Bandeau théière calli

mercredi 29 juin 2016

He Jiahong


En mars dernier, grâce à l'Institut Confucius, j'ai eu l'opportunité d'assister à une conférence du romancier chinois HE JIAHONG (何家弘). La particularité de cet auteur est que c'est un universitaire spécialiste en droit chinois, en système judiciaire et en criminologie. C'est en 1953, pendant les années Mao, qu'il naît à Pékin. A l'âge de 16 ans, en 1969, il est volontaire pour aller travailler dans une ferme-usine du Heilongjiang, au nord du pays. 



Mais la mort de Lin Biao, en 1971, alors qu'il tentait de fuir la Chine, est pour lui un choc et une remise en question du modèle communiste. Il revient en 1977 à Pékin mais se voit écarté de l'université du fait de ses antécédents familiaux (son père et son grand père étaient membres du Kuomintang).
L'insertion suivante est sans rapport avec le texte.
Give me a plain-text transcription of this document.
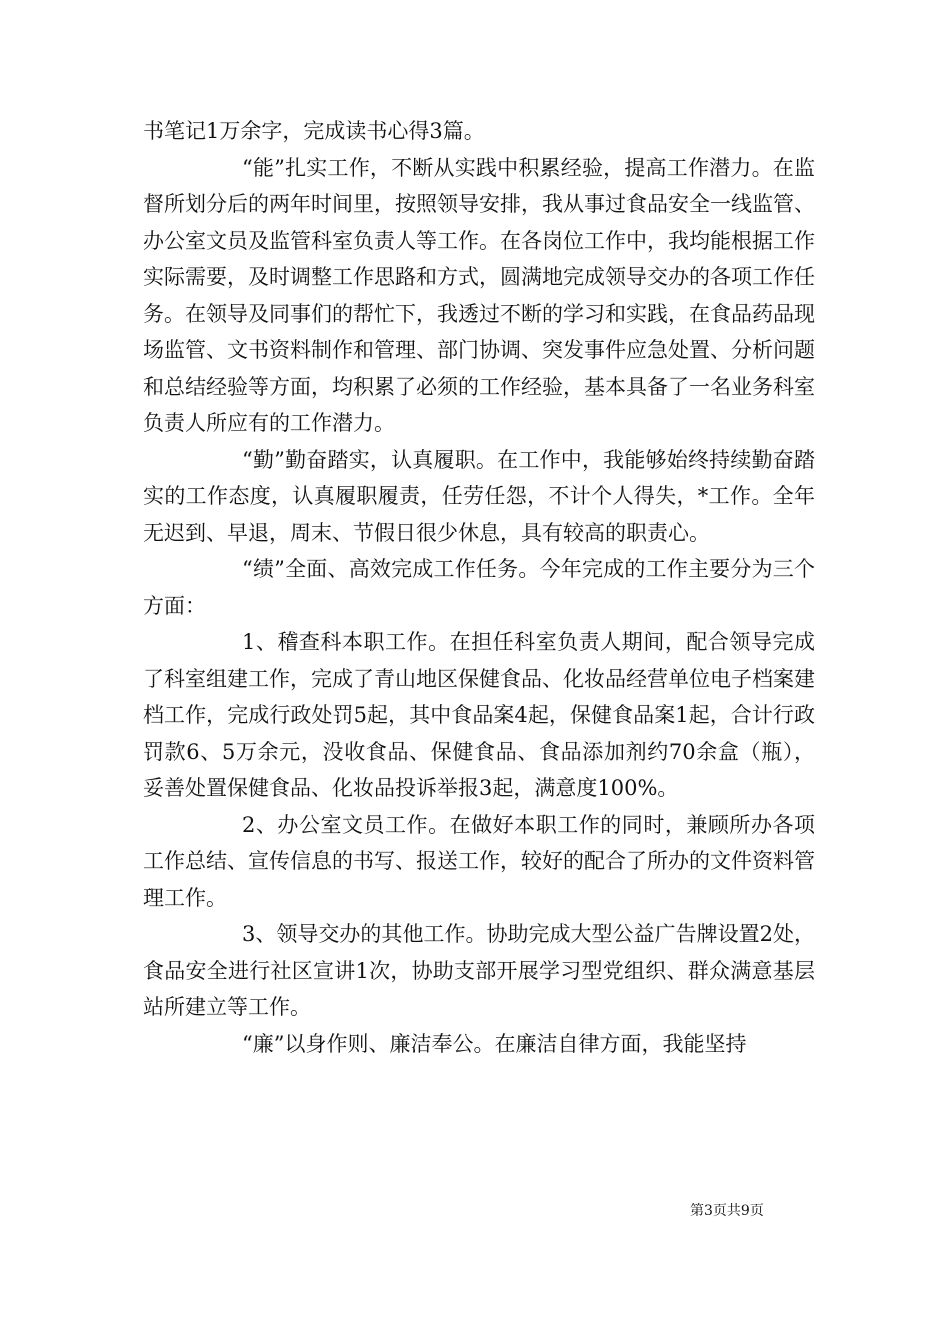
书笔记1万余字，完成读书心得3篇。

“能”扎实工作，不断从实践中积累经验，提高工作潜力。在监督所划分后的两年时间里，按照领导安排，我从事过食品安全一线监管、办公室文员及监管科室负责人等工作。在各岗位工作中，我均能根据工作实际需要，及时调整工作思路和方式，圆满地完成领导交办的各项工作任务。在领导及同事们的帮忙下，我透过不断的学习和实践，在食品药品现场监管、文书资料制作和管理、部门协调、突发事件应急处置、分析问题和总结经验等方面，均积累了必须的工作经验，基本具备了一名业务科室负责人所应有的工作潜力。

“勤”勤奋踏实，认真履职。在工作中，我能够始终持续勤奋踏实的工作态度，认真履职履责，任劳任怨，不计个人得失，*工作。全年无迟到、早退，周末、节假日很少休息，具有较高的职责心。

“绩”全面、高效完成工作任务。今年完成的工作主要分为三个方面：

1、稽查科本职工作。在担任科室负责人期间，配合领导完成了科室组建工作，完成了青山地区保健食品、化妆品经营单位电子档案建档工作，完成行政处罚5起，其中食品案4起，保健食品案1起，合计行政罚款6、5万余元，没收食品、保健食品、食品添加剂约70余盒（瓶），妥善处置保健食品、化妆品投诉举报3起，满意度100%。

2、办公室文员工作。在做好本职工作的同时，兼顾所办各项工作总结、宣传信息的书写、报送工作，较好的配合了所办的文件资料管理工作。

3、领导交办的其他工作。协助完成大型公益广告牌设置2处，食品安全进行社区宣讲1次，协助支部开展学习型党组织、群众满意基层站所建立等工作。

“廉”以身作则、廉洁奉公。在廉洁自律方面，我能坚持

第3页共9页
Il travaille dans le bâtiment puis comme plombier jusqu'à 1979 où il réussit enfin à rentrer à l'Université de Pékin et y étudie le droit. Il obtient son Master en 1986. Il part ensuite pour Chicago où il obtiendra un Doctorat en droit en 1993. Il rentre alors en Chine et devient enseignant tout en participant aux réformes et procédures judiciaires de son pays. Il enseigne aujourd'hui à l'Université du Peuple, considérée comme l'une des meilleures universités de Pékin. Auteur de multiples articles sur le droit et correspondant d'Amnesty International, il s'est engagé contre la peine de mort et la prolifération des armes. 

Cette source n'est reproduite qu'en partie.